Note that grid search with k-fold CV simply returns the best HP values out of the available options, and is therefore not guaranteed to return a global optimum. It makes sense to choose a diverse collection of possible values that is somewhat centred around an empirically sensible default.
So, that was an overview of the concepts and practicalities involved when tuning a random forest classifer. You started with the motivation for tuning machine learning algorithms (i.e. nicer, bigger numbers in your models' performance reports!). You then evaluated different candidate models by simple trial and error, as well as by using grid search with k-fold cross validation. You then ran the best possible model on the test set in order to predict wine quality from a set of chemical characteristics, and made correct predictions 81% of the time. We could have chosen to tune various other hyperpramaters, but the two we focused on are regarded as quite important.

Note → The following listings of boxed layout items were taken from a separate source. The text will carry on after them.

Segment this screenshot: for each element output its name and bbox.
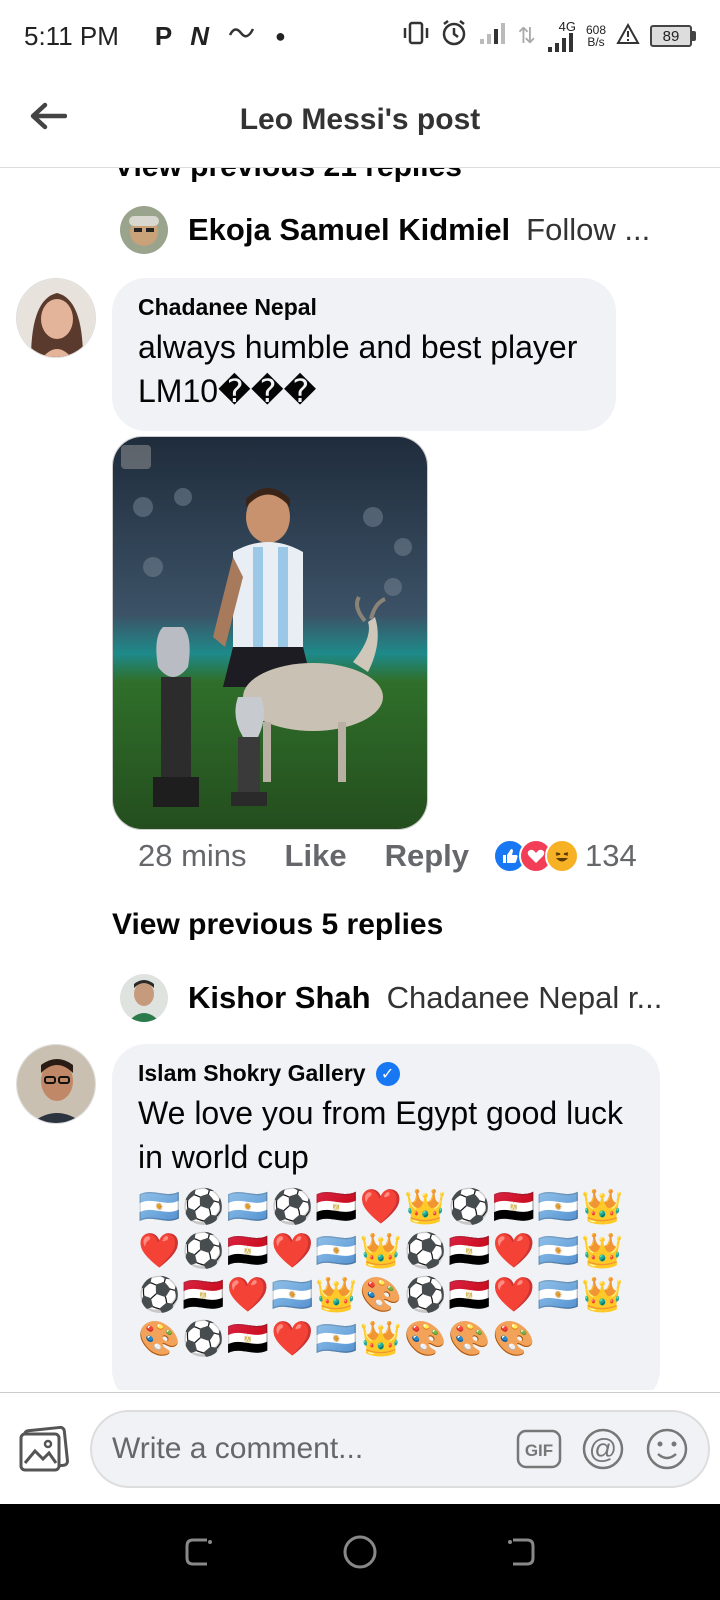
reply-snippet: Follow ... (526, 212, 651, 247)
comment-thread: View previous 21 replies Ekoja Samuel Ki… (0, 168, 720, 1390)
avatar[interactable] (16, 1044, 96, 1124)
data-arrows-icon: ⇅ (517, 23, 536, 48)
view-previous-replies[interactable]: View previous 5 replies (112, 908, 443, 942)
comment-text: We love you from Egypt good luck in worl… (138, 1095, 623, 1175)
signal-icon-2: 4G (546, 20, 576, 53)
post-header: Leo Messi's post (0, 72, 720, 168)
alarm-icon (440, 19, 468, 54)
net-speed-unit: B/s (587, 35, 605, 49)
back-nav-button[interactable] (498, 1530, 542, 1574)
gif-label: GIF (525, 1441, 553, 1460)
signal-icon-1 (478, 21, 508, 52)
notification-dot-icon: ● (275, 25, 286, 46)
comment-text: always humble and best player LM10��� (138, 329, 578, 409)
home-button[interactable] (338, 1530, 382, 1574)
status-bar: 5:11 PM P N ● ⇅ 4G 608 B/s 89 (0, 0, 720, 72)
avatar[interactable] (16, 278, 96, 358)
comment-photo[interactable] (112, 436, 428, 830)
comment-bubble[interactable]: Chadanee Nepal always humble and best pl… (112, 278, 616, 431)
reaction-count: 134 (585, 838, 637, 873)
reply-author: Ekoja Samuel Kidmiel (188, 212, 511, 247)
net-speed: 608 B/s (586, 24, 606, 48)
network-type-label: 4G (558, 18, 576, 34)
emoji-button[interactable] (644, 1426, 690, 1472)
system-nav-bar (0, 1504, 720, 1600)
home-circle-icon (343, 1535, 377, 1569)
battery-level: 89 (650, 25, 692, 47)
recents-icon (185, 1538, 212, 1566)
comment-time: 28 mins (138, 838, 247, 873)
avatar (120, 206, 168, 254)
vibrate-icon (402, 20, 430, 53)
gif-icon: GIF (516, 1429, 562, 1468)
reaction-summary[interactable]: 134 (493, 838, 637, 874)
avatar (120, 974, 168, 1022)
gallery-icon (19, 1425, 69, 1471)
view-previous-replies-top[interactable]: View previous 21 replies (114, 168, 462, 184)
comment-composer: GIF @ (0, 1392, 720, 1504)
battery-icon: 89 (650, 25, 696, 47)
back-button[interactable] (26, 94, 70, 138)
like-button[interactable]: Like (285, 838, 347, 874)
comment-input-box[interactable]: GIF @ (90, 1409, 710, 1488)
emoji-line: ⚽🇪🇬❤️🇦🇷👑🎨⚽🇪🇬❤️🇦🇷👑 (138, 1276, 626, 1314)
reply-author: Kishor Shah (188, 980, 371, 1015)
notification-app-icon (227, 21, 257, 52)
status-time: 5:11 PM (24, 20, 119, 51)
comment-bubble[interactable]: Islam Shokry Gallery ✓ We love you from … (112, 1044, 660, 1390)
comment-author[interactable]: Chadanee Nepal (138, 294, 590, 321)
reply-button[interactable]: Reply (385, 838, 469, 874)
arrow-left-icon (30, 102, 67, 130)
recents-button[interactable] (178, 1530, 222, 1574)
emoji-line: ❤️⚽🇪🇬❤️🇦🇷👑⚽🇪🇬❤️🇦🇷👑 (138, 1232, 626, 1270)
page-title: Leo Messi's post (239, 102, 481, 136)
comment-input[interactable] (112, 1431, 498, 1466)
back-nav-icon (508, 1538, 535, 1566)
smiley-icon (646, 1428, 688, 1469)
photo-gallery-button[interactable] (18, 1421, 70, 1477)
n-app-icon: N (190, 20, 210, 51)
comment-author[interactable]: Islam Shokry Gallery (138, 1060, 366, 1087)
emoji-line: 🎨⚽🇪🇬❤️🇦🇷👑🎨🎨🎨 (138, 1320, 538, 1358)
p-app-icon: P (154, 20, 173, 51)
comment-actions: 28 mins Like Reply 134 (138, 838, 678, 874)
verified-badge-icon: ✓ (375, 1061, 400, 1086)
at-label: @ (589, 1433, 617, 1464)
reply-snippet: Chadanee Nepal r... (386, 980, 663, 1015)
reply-preview-ekoja[interactable]: Ekoja Samuel Kidmiel Follow ... (120, 206, 650, 254)
emoji-block: 🇦🇷⚽🇦🇷⚽🇪🇬❤️👑⚽🇪🇬🇦🇷👑 ❤️⚽🇪🇬❤️🇦🇷👑⚽🇪🇬❤️🇦🇷👑 ⚽🇪🇬… (138, 1185, 634, 1361)
haha-reaction-icon (545, 839, 579, 873)
reply-preview-kishor[interactable]: Kishor Shah Chadanee Nepal r... (120, 974, 662, 1022)
mention-button[interactable]: @ (580, 1426, 626, 1472)
at-icon: @ (582, 1428, 624, 1469)
comment-author-row: Islam Shokry Gallery ✓ (138, 1060, 634, 1087)
gif-button[interactable]: GIF (516, 1426, 562, 1472)
emoji-line: 🇦🇷⚽🇦🇷⚽🇪🇬❤️👑⚽🇪🇬🇦🇷👑 (138, 1188, 626, 1226)
warning-icon (616, 21, 640, 52)
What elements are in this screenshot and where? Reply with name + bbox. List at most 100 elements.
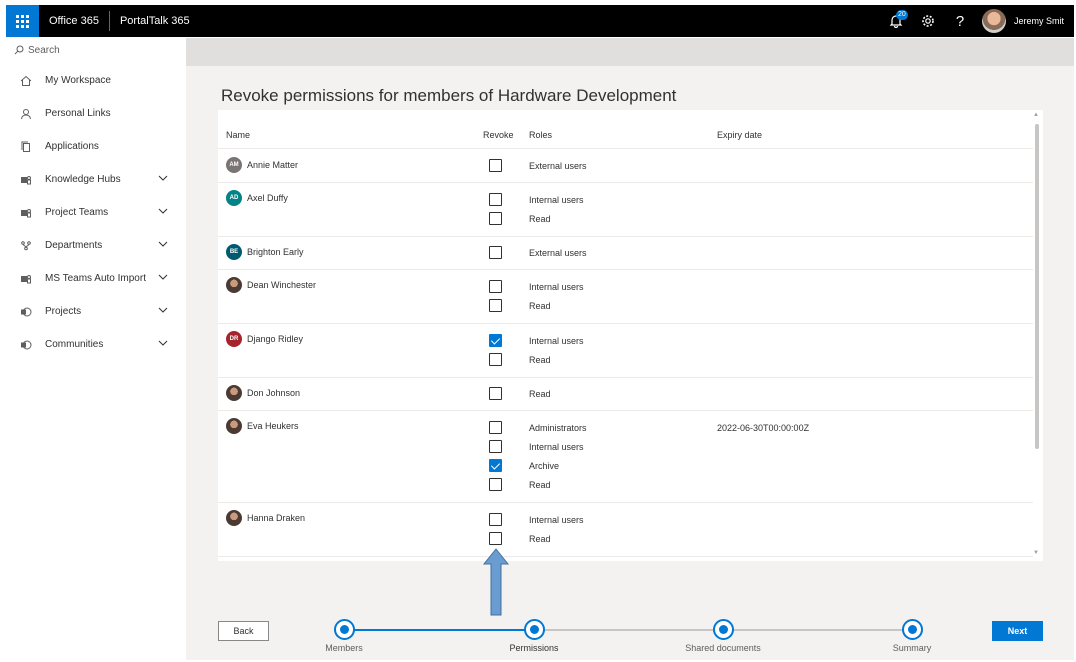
table-row: Don Johnson Read	[218, 378, 1033, 411]
sidebar-item-label: Project Teams	[45, 207, 109, 218]
top-bar: Office 365 PortalTalk 365 20 ? Jeremy Sm…	[6, 5, 1074, 37]
sidebar-item-label: Knowledge Hubs	[45, 174, 121, 185]
revoke-checkbox[interactable]	[489, 387, 502, 400]
permissions-table: Name Revoke Roles Expiry date AM Annie Ma…	[218, 110, 1043, 561]
chevron-down-icon[interactable]	[158, 272, 168, 283]
sidebar-item-personal-links[interactable]: Personal Links	[6, 97, 186, 130]
sidebar-item-label: Communities	[45, 339, 104, 350]
step-indicator-summary[interactable]	[902, 619, 923, 640]
role-line: Internal users	[218, 511, 1033, 530]
page-title: Revoke permissions for members of Hardwa…	[221, 86, 677, 105]
chevron-down-icon[interactable]	[158, 206, 168, 217]
stepper-connector	[723, 629, 912, 631]
revoke-checkbox[interactable]	[489, 353, 502, 366]
sidebar-item-label: Personal Links	[45, 108, 111, 119]
sidebar-item-departments[interactable]: Departments	[6, 229, 186, 262]
revoke-checkbox[interactable]	[489, 532, 502, 545]
step-label: Members	[325, 643, 363, 653]
sidebar-item-label: My Workspace	[45, 75, 111, 86]
stepper-connector	[534, 629, 723, 631]
next-button[interactable]: Next	[992, 621, 1043, 641]
left-navigation: Search My Workspace Personal Links Applica…	[6, 38, 186, 660]
help-icon: ?	[955, 12, 965, 30]
user-name[interactable]: Jeremy Smit	[1006, 16, 1074, 26]
role-name: Read	[529, 534, 551, 544]
role-name: Internal users	[529, 282, 584, 292]
sidebar-item-communities[interactable]: Communities	[6, 328, 186, 361]
revoke-checkbox[interactable]	[489, 299, 502, 312]
table-row: Dean Winchester Internal users Read	[218, 270, 1033, 324]
step-indicator-shared-documents[interactable]	[713, 619, 734, 640]
home-icon	[18, 75, 34, 87]
role-name: External users	[529, 248, 587, 258]
sharepoint-icon	[18, 339, 34, 351]
office-brand-link[interactable]: Office 365	[39, 15, 109, 27]
chevron-down-icon[interactable]	[158, 239, 168, 250]
role-line: Read	[218, 385, 1033, 404]
app-name-link[interactable]: PortalTalk 365	[110, 15, 200, 27]
sidebar-item-projects[interactable]: Projects	[6, 295, 186, 328]
revoke-checkbox[interactable]	[489, 280, 502, 293]
role-line: Read	[218, 530, 1033, 549]
search-icon	[14, 45, 24, 55]
step-label: Summary	[892, 643, 932, 653]
revoke-checkbox[interactable]	[489, 440, 502, 453]
table-scrollbar[interactable]	[1035, 124, 1039, 449]
chevron-down-icon[interactable]	[158, 173, 168, 184]
column-header-expiry[interactable]: Expiry date	[717, 130, 762, 140]
sidebar-item-ms-teams-auto-import[interactable]: MS Teams Auto Import	[6, 262, 186, 295]
revoke-checkbox[interactable]	[489, 459, 502, 472]
back-button[interactable]: Back	[218, 621, 269, 641]
copy-icon	[18, 141, 34, 153]
chevron-down-icon[interactable]	[158, 338, 168, 349]
user-avatar[interactable]	[981, 9, 1006, 33]
revoke-checkbox[interactable]	[489, 478, 502, 491]
revoke-checkbox[interactable]	[489, 513, 502, 526]
column-header-revoke[interactable]: Revoke	[483, 130, 514, 140]
table-row: Hanna Draken Internal users Read	[218, 503, 1033, 557]
teams-icon	[18, 273, 34, 285]
settings-button[interactable]	[912, 5, 944, 37]
role-name: Read	[529, 355, 551, 365]
revoke-checkbox[interactable]	[489, 212, 502, 225]
search-placeholder: Search	[28, 44, 60, 56]
table-header: Name Revoke Roles Expiry date	[218, 110, 1033, 149]
nav-list: My Workspace Personal Links Applications Kn…	[6, 64, 186, 361]
role-name: Read	[529, 480, 551, 490]
role-name: Read	[529, 301, 551, 311]
role-name: Archive	[529, 461, 560, 471]
notifications-button[interactable]: 20	[880, 5, 912, 37]
sidebar-item-my-workspace[interactable]: My Workspace	[6, 64, 186, 97]
scroll-down-arrow[interactable]: ▼	[1033, 550, 1039, 556]
step-label: Shared documents	[685, 643, 761, 653]
revoke-checkbox[interactable]	[489, 421, 502, 434]
sidebar-item-knowledge-hubs[interactable]: Knowledge Hubs	[6, 163, 186, 196]
revoke-checkbox[interactable]	[489, 246, 502, 259]
help-button[interactable]: ?	[944, 5, 976, 37]
org-icon	[18, 240, 34, 252]
step-indicator-permissions[interactable]	[524, 619, 545, 640]
role-line: Read	[218, 351, 1033, 370]
app-launcher-icon[interactable]	[6, 5, 39, 37]
role-line: Read	[218, 297, 1033, 316]
chevron-down-icon[interactable]	[158, 305, 168, 316]
teams-icon	[18, 207, 34, 219]
column-header-name[interactable]: Name	[226, 130, 250, 140]
revoke-checkbox[interactable]	[489, 159, 502, 172]
revoke-checkbox[interactable]	[489, 334, 502, 347]
scroll-up-arrow[interactable]: ▲	[1033, 112, 1039, 118]
main-header-strip	[186, 38, 1074, 66]
sidebar-item-label: MS Teams Auto Import	[45, 273, 146, 284]
role-name: Internal users	[529, 442, 584, 452]
sidebar-item-project-teams[interactable]: Project Teams	[6, 196, 186, 229]
role-line: Read	[218, 210, 1033, 229]
nav-search[interactable]: Search	[6, 38, 186, 62]
sidebar-item-label: Applications	[45, 141, 99, 152]
role-line: Read	[218, 476, 1033, 495]
role-line: Internal users	[218, 191, 1033, 210]
column-header-roles[interactable]: Roles	[529, 130, 552, 140]
revoke-checkbox[interactable]	[489, 193, 502, 206]
role-line: Internal users	[218, 438, 1033, 457]
step-indicator-members[interactable]	[334, 619, 355, 640]
sidebar-item-applications[interactable]: Applications	[6, 130, 186, 163]
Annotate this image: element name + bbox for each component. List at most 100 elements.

In our next post, we will explore different ways to tune models and how to optimise a support vector machine and logistic regression classifier. Stay... tuned! Cue groans.
Now that you're familiar with adjusting and optimizing the behaviour of random forests in classification tasks, see if you can tackle these questions (feel free to leave your answers in the comments section):
How do you think that altering the n_estimators
and max_depth
HPs would affect the bias and variance of a random forest classifier?
To get more of an intuition of how random forests operate, play around with printing the importance of the features with print (rf.feature_importances_)
under different conditions. What happens to the features importances when you set max_depth=0
?
Try setting max_features=1
. What does this force the trees in the random forest to do? `
Bonus question: It is interesting that the random forest performs better on the wine data with quite low values of max_features
. What do you think this says about the features in the dataset?